Come ridurre concretamente l’esposizione

  • Partire da un inventario e da una classificazione dei sistemi di IA in uso — il gap analysis descritto nell’articolo dedicato — invece di attendere una scadenza percepita come lontana.
  • Documentare in modo continuativo le decisioni prese sui sistemi di IA, anche quando non sono ancora scattati obblighi formali di documentazione: dimostra un impegno in buona fede in caso di controllo.
  • Investire nella formazione sull’AI literacy, già applicabile dal 2 febbraio 2025, e documentare le misure adottate: è uno degli obblighi più trasversali e uno dei primi da rendere verificabile all’interno dell’organizzazione.
  • Costruire un presidio interno condiviso tra IT, legal e responsabili di processo, invece di trattare l’AI Act come un tema esclusivamente legale o esclusivamente tecnico.
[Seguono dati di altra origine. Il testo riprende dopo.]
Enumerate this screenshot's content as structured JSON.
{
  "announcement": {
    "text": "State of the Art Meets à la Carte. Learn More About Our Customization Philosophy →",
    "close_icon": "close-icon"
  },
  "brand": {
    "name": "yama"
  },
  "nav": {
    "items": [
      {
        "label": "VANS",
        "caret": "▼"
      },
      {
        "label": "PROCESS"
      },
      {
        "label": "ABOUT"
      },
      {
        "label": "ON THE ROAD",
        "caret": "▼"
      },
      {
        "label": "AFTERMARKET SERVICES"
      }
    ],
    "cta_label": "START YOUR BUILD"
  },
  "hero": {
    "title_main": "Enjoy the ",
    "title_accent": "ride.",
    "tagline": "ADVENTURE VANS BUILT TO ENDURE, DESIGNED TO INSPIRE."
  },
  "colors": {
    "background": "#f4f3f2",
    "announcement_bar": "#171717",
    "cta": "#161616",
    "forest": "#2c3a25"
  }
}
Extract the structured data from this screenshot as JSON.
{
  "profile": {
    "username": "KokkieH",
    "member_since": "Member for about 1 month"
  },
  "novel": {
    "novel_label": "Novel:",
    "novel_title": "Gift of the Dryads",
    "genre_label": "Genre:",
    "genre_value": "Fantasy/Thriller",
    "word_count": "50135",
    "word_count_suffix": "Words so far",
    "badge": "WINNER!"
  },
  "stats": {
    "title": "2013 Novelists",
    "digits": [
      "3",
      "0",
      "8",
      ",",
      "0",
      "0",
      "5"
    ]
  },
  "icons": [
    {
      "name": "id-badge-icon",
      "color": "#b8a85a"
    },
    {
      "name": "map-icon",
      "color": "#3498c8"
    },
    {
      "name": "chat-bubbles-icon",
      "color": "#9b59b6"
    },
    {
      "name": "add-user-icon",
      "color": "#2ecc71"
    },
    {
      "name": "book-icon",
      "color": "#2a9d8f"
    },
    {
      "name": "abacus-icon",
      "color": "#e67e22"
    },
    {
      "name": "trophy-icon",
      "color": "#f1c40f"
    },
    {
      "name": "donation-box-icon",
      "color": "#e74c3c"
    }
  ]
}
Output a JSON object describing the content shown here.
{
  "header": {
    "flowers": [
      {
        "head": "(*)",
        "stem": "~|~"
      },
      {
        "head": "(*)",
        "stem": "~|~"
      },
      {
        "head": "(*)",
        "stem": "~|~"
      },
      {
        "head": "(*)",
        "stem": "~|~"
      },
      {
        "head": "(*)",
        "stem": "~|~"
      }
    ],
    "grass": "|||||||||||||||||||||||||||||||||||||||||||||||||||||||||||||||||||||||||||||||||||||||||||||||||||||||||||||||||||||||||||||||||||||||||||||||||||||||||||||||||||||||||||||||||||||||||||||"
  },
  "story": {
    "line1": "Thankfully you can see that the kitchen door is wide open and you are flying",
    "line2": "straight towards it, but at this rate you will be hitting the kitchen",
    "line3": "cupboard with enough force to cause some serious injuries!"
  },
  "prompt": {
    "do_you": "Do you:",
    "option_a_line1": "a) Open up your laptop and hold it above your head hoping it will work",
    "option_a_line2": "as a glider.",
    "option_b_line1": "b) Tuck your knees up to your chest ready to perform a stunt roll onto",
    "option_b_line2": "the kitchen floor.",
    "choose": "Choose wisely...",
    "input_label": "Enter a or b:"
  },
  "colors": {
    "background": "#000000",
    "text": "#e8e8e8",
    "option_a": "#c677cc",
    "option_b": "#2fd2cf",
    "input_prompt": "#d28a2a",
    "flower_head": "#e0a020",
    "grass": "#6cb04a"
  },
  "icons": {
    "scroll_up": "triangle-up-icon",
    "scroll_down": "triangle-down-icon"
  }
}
La prevenzione, in altre parole, costa sempre meno della sanzione — ed è l’unico investimento che riduce contemporaneamente il rischio economico e quello reputazionale.

Chi conosce oggi la propria esposizione può governare il rischio. Chi non la conosce, lo scopre quando è già un problema.

 

FAQ

Le risposte che cerchi: FAQ sulle sanzioni AI Act

Qual è la sanzione massima prevista dall'AI Act?

Fino a 35 milioni di euro o al 7% del fatturato annuo globale, per le violazioni più gravi legate a pratiche di IA a rischio inaccettabile.

Le PMI pagano le stesse sanzioni delle grandi aziende?

No. Il regolamento prevede sanzioni amministrative proporzionate per PMI e startup: non un’esenzione dagli obblighi, ma una modulazione dell’importo in base alla dimensione dell’organizzazione.

Chi applica le sanzioni AI Act in Italia?

Il decreto attuativo del 10 giugno 2026 assegna all’ACN (Agenzia per la Cybersicurezza Nazionale) la vigilanza del mercato e i poteri sanzionatori, e all’AgID le funzioni di notifica; Banca d’Italia, CONSOB e IVASS vigilano sui rispettivi settori finanziario e assicurativo, mentre il Garante Privacy interviene sui sistemi ad alto rischio che trattano dati sensibili.

Cosa succede se scopro una non conformità prima di un controllo?

Documentare tempestivamente le misure correttive adottate dimostra un impegno in buona fede, riducendo il rischio reputazionale anche se non elimina automaticamente la sanzione prevista.